HE IS best known for bashing away on the drums in one of Britain’s loudest punk bands.
But 35 years on, Buzzcocks’ drummer John Maher has swapped the sticks for a camera.
Now leading an isolated way of life on the secluded Isle of Harris in the Scottish Outer Hebrides, the veteran rocker is launching his first photographic exhibition - of abandoned crofting houses.
The 53-year-old has spent the last four years trawling around the stunning landscapes of Harris looking for old crofting houses to capture their story before they are weathered down by time and nature.
And now John’s photos will be released to the public for the first time, alongside fellow amateur photographer Ian Paterson, in the Leaving Home: an Alternative View of the Outer Hebrides exhibition at An Lanntair in Stornoway.
He said earlier this week: “It was getting into the night photography - a new way of looking at the island in the way that the human eye can’t actually see - that I got completely hooked on photography in 2009.
“As part of that, I was venturing inside some of these old abandoned croft houses and of course some of them you would see there were a lot of old personal belongings that had been left behind.

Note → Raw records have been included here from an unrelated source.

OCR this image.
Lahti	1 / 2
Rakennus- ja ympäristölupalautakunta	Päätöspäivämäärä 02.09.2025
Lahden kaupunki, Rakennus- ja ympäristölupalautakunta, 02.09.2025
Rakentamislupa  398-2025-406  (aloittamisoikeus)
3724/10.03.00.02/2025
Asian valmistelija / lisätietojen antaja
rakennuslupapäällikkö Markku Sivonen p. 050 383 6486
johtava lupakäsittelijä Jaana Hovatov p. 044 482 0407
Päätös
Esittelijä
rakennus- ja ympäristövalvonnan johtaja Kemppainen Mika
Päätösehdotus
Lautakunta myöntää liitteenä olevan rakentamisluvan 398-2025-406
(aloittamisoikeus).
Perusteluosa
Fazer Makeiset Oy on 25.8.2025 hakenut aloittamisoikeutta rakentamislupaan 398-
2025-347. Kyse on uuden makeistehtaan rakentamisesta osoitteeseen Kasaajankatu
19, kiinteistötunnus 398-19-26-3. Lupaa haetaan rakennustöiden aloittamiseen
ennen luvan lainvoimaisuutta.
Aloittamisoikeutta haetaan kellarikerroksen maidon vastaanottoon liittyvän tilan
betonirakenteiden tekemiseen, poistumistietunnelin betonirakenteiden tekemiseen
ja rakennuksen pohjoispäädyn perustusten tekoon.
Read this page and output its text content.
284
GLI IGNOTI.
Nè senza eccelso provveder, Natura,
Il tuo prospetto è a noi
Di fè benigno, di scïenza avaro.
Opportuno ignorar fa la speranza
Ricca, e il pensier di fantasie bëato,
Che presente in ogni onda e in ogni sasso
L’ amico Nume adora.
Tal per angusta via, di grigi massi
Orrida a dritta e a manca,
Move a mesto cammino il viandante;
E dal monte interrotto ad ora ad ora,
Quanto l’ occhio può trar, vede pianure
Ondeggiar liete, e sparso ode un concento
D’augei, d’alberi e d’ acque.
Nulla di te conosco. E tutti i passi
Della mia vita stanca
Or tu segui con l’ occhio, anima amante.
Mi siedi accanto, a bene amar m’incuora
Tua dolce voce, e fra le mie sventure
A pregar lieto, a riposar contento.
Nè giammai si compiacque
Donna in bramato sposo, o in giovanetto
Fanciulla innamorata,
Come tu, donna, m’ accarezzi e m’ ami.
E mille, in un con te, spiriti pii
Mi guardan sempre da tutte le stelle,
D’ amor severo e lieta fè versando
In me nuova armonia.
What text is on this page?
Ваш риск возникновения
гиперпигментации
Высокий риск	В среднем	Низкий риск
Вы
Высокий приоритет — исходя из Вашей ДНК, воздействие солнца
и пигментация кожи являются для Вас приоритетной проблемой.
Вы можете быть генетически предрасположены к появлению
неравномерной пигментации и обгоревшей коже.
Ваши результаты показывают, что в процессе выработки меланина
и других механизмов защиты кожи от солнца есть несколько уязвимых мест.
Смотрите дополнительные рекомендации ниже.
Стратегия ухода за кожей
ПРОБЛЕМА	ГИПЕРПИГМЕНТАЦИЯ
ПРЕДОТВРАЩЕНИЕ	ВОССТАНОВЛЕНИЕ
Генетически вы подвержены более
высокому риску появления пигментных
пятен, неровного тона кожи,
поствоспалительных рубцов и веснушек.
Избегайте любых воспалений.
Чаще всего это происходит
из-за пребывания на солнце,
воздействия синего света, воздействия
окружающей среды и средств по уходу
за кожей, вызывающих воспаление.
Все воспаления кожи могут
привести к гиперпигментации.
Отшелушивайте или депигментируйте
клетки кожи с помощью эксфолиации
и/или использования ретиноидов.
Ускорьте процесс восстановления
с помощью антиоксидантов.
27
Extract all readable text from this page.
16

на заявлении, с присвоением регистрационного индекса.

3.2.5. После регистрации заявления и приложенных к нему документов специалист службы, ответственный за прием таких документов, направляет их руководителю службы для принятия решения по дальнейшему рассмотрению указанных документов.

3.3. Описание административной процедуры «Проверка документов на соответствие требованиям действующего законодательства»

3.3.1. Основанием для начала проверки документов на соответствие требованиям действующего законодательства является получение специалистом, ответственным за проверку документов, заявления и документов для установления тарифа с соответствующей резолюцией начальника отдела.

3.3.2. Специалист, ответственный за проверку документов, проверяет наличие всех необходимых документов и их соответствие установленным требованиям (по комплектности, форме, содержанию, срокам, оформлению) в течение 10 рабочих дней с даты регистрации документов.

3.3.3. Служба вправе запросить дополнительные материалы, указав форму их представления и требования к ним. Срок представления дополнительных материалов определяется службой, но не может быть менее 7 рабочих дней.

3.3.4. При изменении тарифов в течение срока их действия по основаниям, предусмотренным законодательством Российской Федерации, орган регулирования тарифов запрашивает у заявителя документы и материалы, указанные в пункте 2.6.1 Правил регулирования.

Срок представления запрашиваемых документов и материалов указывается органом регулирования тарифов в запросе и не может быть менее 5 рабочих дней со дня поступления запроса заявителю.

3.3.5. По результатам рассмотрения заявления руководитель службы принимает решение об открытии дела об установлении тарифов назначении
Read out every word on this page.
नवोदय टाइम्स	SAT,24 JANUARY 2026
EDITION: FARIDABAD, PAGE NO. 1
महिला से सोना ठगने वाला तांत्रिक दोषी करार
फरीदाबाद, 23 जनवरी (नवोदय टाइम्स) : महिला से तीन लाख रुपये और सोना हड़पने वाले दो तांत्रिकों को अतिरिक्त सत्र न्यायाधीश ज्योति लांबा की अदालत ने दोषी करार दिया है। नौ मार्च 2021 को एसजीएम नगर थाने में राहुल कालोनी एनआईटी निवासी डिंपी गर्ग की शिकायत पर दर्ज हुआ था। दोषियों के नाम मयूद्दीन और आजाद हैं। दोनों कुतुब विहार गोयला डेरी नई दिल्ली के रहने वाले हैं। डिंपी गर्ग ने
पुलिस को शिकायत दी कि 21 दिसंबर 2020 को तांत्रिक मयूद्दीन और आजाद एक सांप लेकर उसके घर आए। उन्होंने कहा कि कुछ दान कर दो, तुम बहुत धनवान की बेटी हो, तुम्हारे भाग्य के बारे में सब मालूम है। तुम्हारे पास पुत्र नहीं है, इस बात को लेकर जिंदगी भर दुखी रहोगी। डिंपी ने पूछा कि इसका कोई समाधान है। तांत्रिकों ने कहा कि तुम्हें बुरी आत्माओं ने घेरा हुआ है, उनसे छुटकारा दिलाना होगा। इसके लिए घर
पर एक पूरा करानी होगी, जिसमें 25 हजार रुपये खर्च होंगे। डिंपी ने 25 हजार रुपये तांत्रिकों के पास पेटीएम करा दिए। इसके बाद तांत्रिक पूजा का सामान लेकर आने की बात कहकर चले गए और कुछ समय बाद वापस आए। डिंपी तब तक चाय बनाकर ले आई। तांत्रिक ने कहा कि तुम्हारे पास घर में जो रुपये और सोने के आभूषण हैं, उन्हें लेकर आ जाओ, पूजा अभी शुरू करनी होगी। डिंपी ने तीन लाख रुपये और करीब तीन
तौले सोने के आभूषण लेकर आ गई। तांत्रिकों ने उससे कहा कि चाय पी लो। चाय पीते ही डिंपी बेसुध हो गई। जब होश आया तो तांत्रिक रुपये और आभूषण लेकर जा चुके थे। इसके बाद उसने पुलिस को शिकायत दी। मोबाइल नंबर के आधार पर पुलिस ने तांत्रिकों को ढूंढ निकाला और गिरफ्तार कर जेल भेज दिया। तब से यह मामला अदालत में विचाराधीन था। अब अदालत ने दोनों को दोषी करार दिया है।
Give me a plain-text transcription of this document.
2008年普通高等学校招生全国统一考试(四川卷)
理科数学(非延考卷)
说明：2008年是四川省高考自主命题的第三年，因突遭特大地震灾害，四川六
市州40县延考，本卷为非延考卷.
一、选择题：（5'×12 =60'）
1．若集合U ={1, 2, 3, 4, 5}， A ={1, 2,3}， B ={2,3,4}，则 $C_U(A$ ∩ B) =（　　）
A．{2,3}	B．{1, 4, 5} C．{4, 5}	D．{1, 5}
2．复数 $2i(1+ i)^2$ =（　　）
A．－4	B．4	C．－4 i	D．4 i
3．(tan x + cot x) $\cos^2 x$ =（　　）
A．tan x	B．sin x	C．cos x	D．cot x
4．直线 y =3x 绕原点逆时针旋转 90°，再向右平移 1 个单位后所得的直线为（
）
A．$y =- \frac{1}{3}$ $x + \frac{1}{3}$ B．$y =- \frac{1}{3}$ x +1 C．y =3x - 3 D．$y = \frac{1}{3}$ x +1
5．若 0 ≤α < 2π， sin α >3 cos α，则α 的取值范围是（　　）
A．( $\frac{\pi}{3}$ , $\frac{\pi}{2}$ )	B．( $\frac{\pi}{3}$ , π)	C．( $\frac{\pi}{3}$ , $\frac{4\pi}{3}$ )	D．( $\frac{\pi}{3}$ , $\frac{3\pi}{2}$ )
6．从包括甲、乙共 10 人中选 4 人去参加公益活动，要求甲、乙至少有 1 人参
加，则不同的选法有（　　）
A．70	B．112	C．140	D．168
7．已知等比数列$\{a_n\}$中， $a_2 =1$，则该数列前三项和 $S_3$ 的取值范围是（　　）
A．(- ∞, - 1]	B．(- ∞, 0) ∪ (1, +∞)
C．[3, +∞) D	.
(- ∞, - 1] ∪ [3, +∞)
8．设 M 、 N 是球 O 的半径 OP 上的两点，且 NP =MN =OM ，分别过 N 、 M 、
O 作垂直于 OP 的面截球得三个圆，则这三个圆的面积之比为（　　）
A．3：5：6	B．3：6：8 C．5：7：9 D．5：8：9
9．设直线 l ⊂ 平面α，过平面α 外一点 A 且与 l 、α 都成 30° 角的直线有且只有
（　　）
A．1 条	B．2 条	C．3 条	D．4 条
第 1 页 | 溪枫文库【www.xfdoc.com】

“All that stuff particularly interested me, so I started going back in the daytime to photograph these in better light conditions and then built up this collection of photographs of abandoned croft houses.
“That ultimately led to me getting in touch with Ian Paterson the guy I’m doing the exhibition with.
“It was him who suggested trying to get these exhibited somewhere and he approached An Lanntair gallery in Stornoway and they ultimately said ‘yeh we’ve got a slot available for you to put those photographs up’.
“Since then it’s been heads down, no nonsense, getting everything sorted out for this.”
Since announcing the exhibition, which runs from November 9 till December 31, John has been inundated with fans looking forward to seeing his work, but despite the popularity, he hopes he doesn’t cause a Harris tourism boom.
He said: “There’s a woman contacted me from Wales who I’ve never met before and she said that she’d booked tickets for her and her mother to come up to Stornoway to see the exhibition.
“So it seems I’ve already boosted the tourism industry on the island as a result of the exhibition, but seriously, I hope big coach parties don’t turn up at these old crofting homes.
“What I’ve done is allowed people a glimpse of the inside of these places that they otherwise wouldn’t get to see and I don’t want large groups trying to find them as as floorboards will start going through and people will get hurt.
“You see, I didn’t want to take pictures of sunsets and beaches and all that sort of stuff because you see so much of that already - the internet is splattered with all those sort of photographs and it doesn’t really interest me.
“The great thing about these old crofting houses is that they’ve been left abandoned for decades, they haven’t been interfered with by people.
“The only thing that’s caused any ‘damage’ - if you want to call it that - is time, nature and the elements taking their toll on the place.
“Gradually these things will disappear as they’re falling apart and part of the thing with the photography, I guess, is that I’m documenting it so there’s at least some sort of record of it before it’s gone for good.”
John’s not sure if he’ll do another exhibition, but one thing he is sure of, is that since moving to Harris in 2002 from his native Manchester, he’ll never return to the mainland to live again.
He laughed: “I don’t particularly miss big city life. I guess I probably got that all out of my system a long time ago.
“I actually don’t travel away from the island that often now, maybe a couple times a year at best.”